ROME, May 30: Usain Bolt’s 100m sprint rivals admitted on Wednesday their only chances of beating him are if the Jamaican legend starts running slower.

The world record holder clocked an unimpressive 10.04sec in Ostrava last week but still managed to win the race, in which current world bronze medallist Kim Collins finished just behind him.

Bolt’s time in winning here last year was 9.91sec which is a long way off his world record of 9.58sec but again he was first past the post, with compatriot Asafa Powell two hundredths of a second behind.

But rather than believing they can get faster than the double Olympic sprint champion, Bolt’s rivals are simply hoping he’ll slow down.

“It’s very complicated, someone was saying to me that in order to beat Bolt I’ll have to run 9.5sec,” said Collins, the 2003 world 100m champion who is now a veteran on the circuit at the age of 36.

“What I explained is that to beat Bolt he has to just go slower than me.

“If he goes 9.5sec that day I can’t catch him, I can’t run 9.5sec, that’s not on my plate. When Bolt runs slow one day, I can beat him.”

Collins, though, believes that even if Bolt still finishes out in front, the day is coming when every runner in a race will dip under the magical 10sec barrier.

Five men have already broken 9.9sec this year and Collins expects great things at the Olympics.

“I’m definitely not surprised [at the times being run] because it’s an Olympic year and for me it’s not just competition, it’s mad competition,” he added. “This year is going to be special, this year you’re probably going to see eight men in a race under 10sec, so keep watching.”

For Powell, there is no secret formula to beating Bolt, it just comes down to running faster than him on the day.

“It’s simple if you want to beat Bolt, if Bolt runs 9.79sec, then you run 9.78sec and if he runs 10sec, then you have to run 9.9sec,” remarked the relaxed Jamaican.

However, he says he doesn’t want to be focusing on Bolt and needs to keep his attention on himself.

“I’m not here to compete against Bolt or try to beat any times, I’m here to try to run very fast.
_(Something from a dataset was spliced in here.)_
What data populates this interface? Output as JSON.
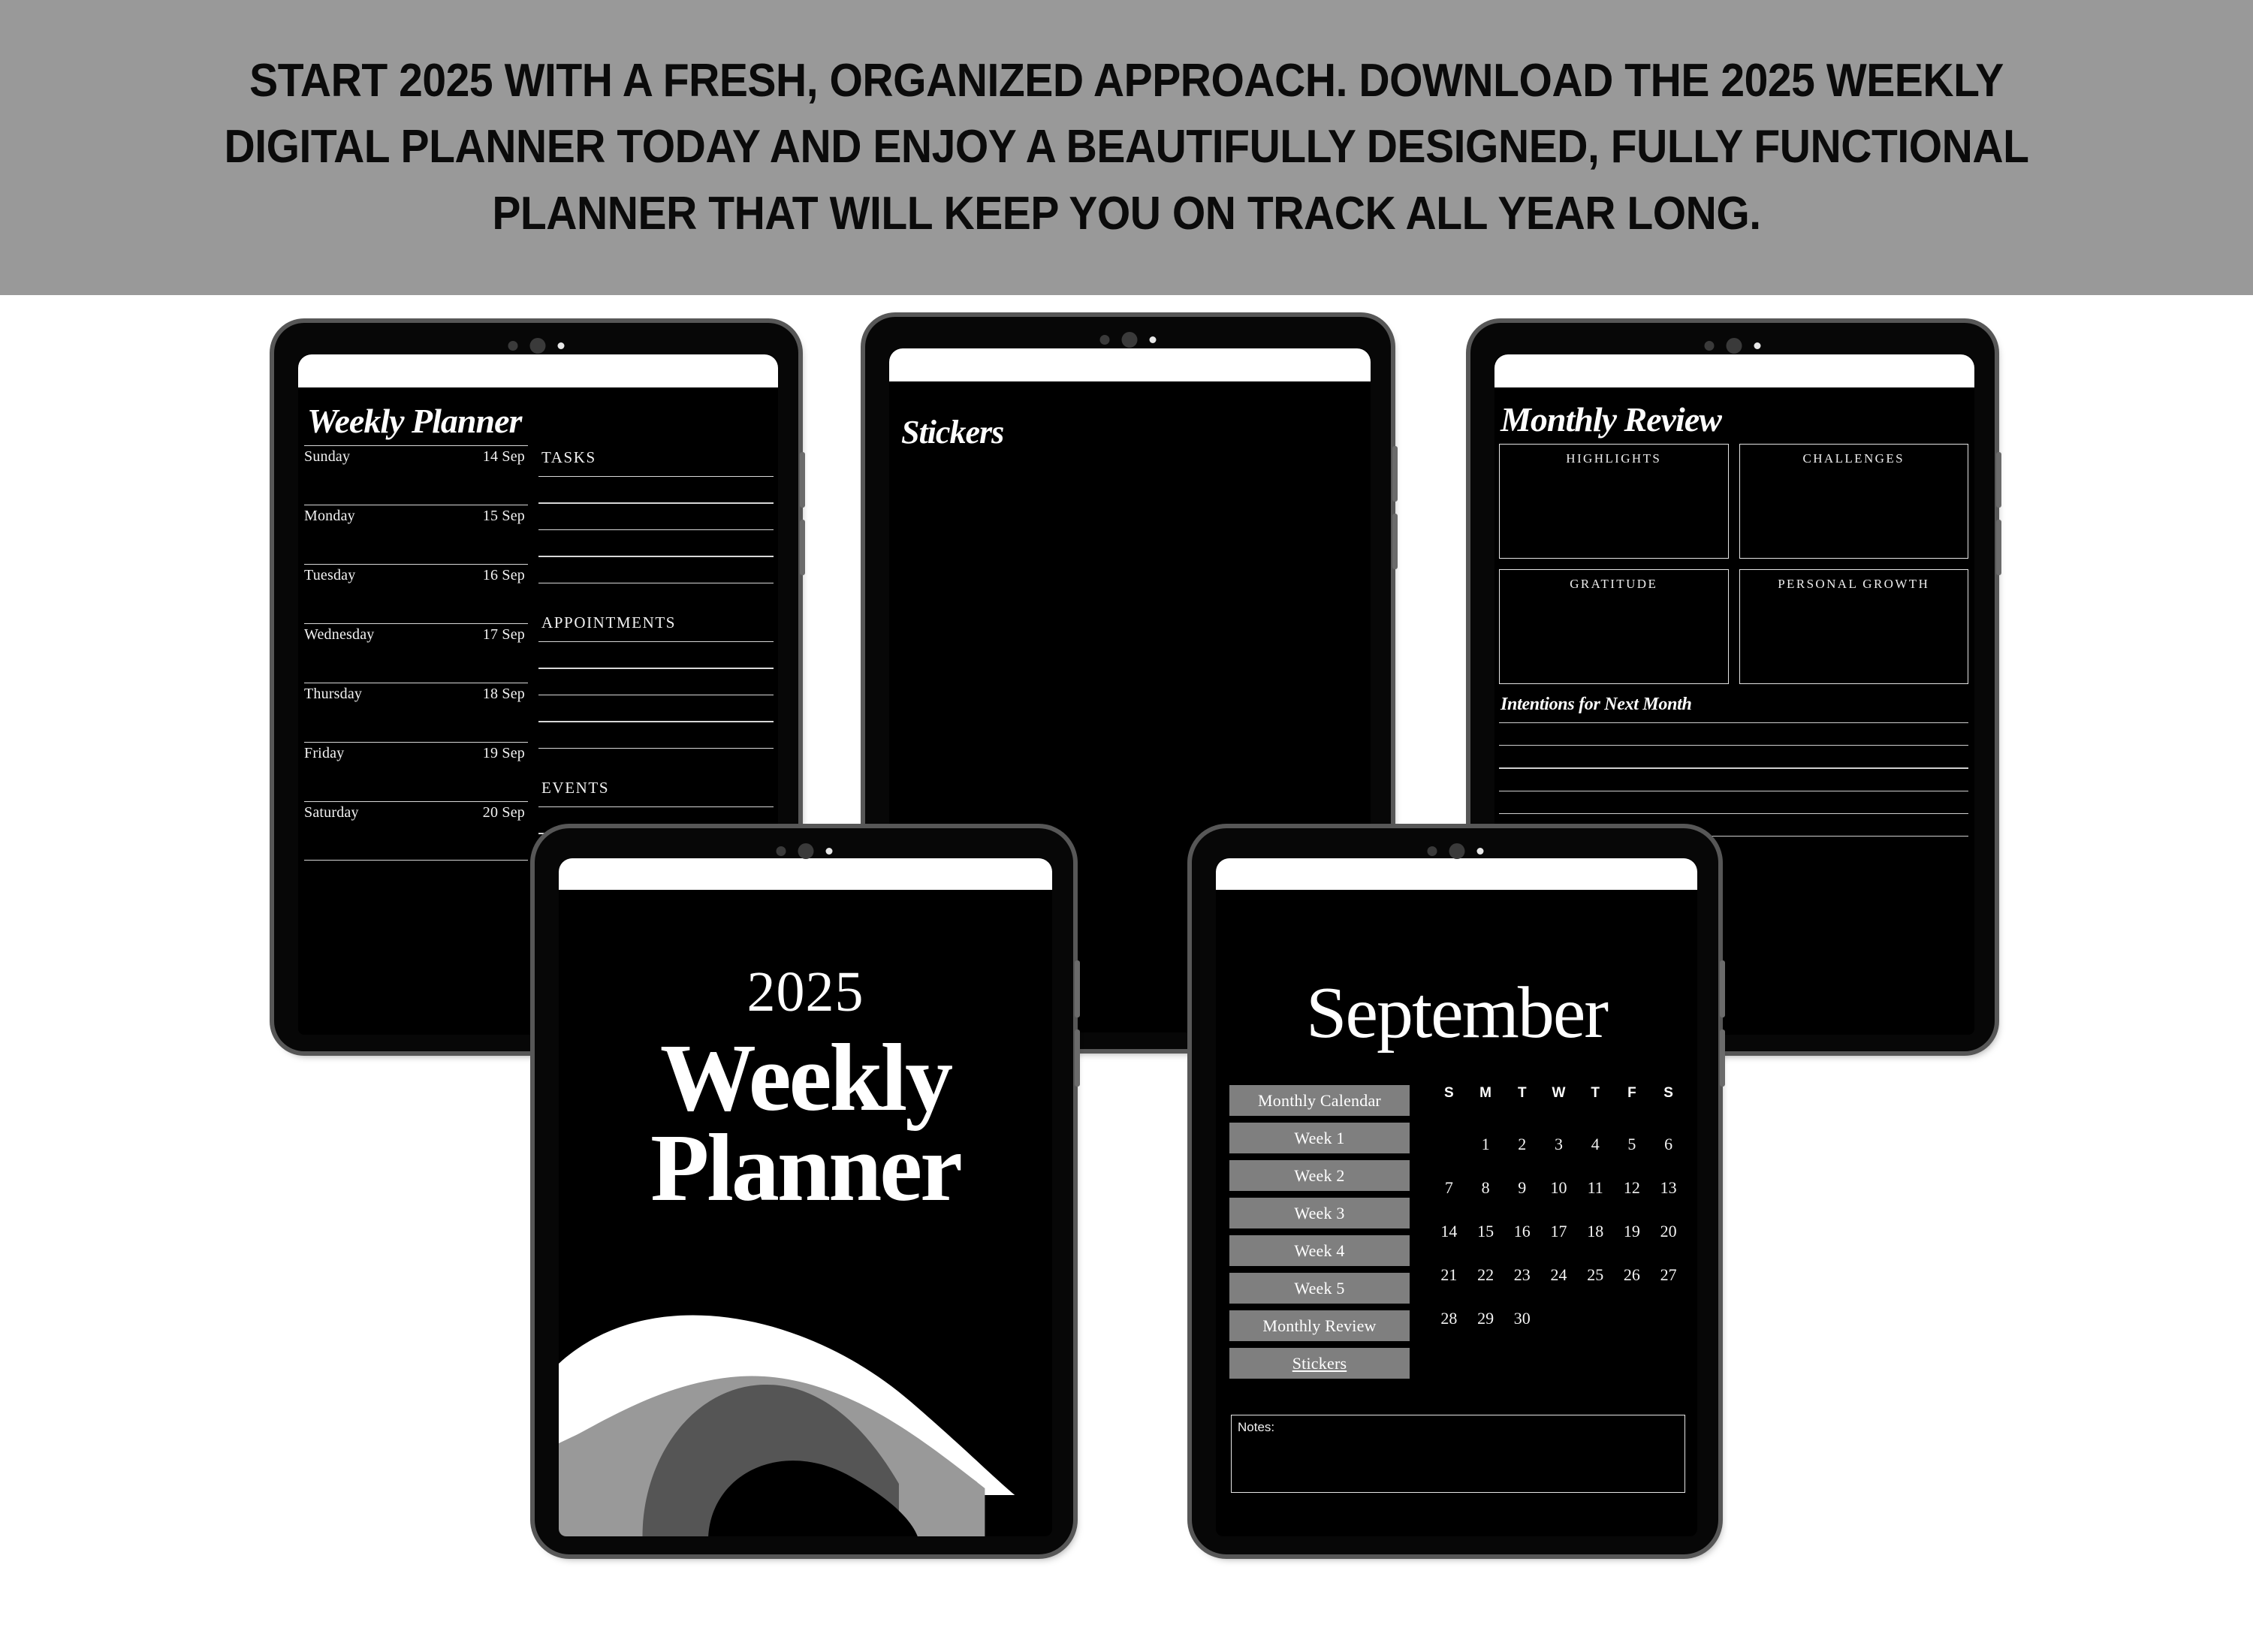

The finish line is my target, not Bolt or anyone else.”

Meanwhile, world champion Dai Greene and 400m hurdles rival Bershawn Jackson tried to bury the hatchet here after the Briton’s recent spat with his American opposition.

Greene has upset his US rivals by calling 400m Olympic champion LaShawn Merritt a “liar, thief and cheat” while allegedly saying the Americans in his own event were “overrated” — something he claims was taken out of context.

Two-time Olympic 400m hurdles champion Angelo Taylor responded by accusing Greene of “trash-talking” and saying he was too slow to win in London later this year.

And Jackson said Greene had “cashed a cheque that he can’t cash” because of his winning time of 48.26sec in last year’s World Championship final in Daegu.

Jackson says the media have blown the spat out of proportion. “The media are making it more than it is, there’s no problem between me and David [Dai] Greene,” said Jackson ahead of his meeting with Greene here on Thursday. “He’s world champion, he was the better man and won that day, I take nothing away from him.

“We’re two great competitors, we’re the best at our event, we do what we’re supposed to do and that’s put on a show for the crowd who pay to watch.”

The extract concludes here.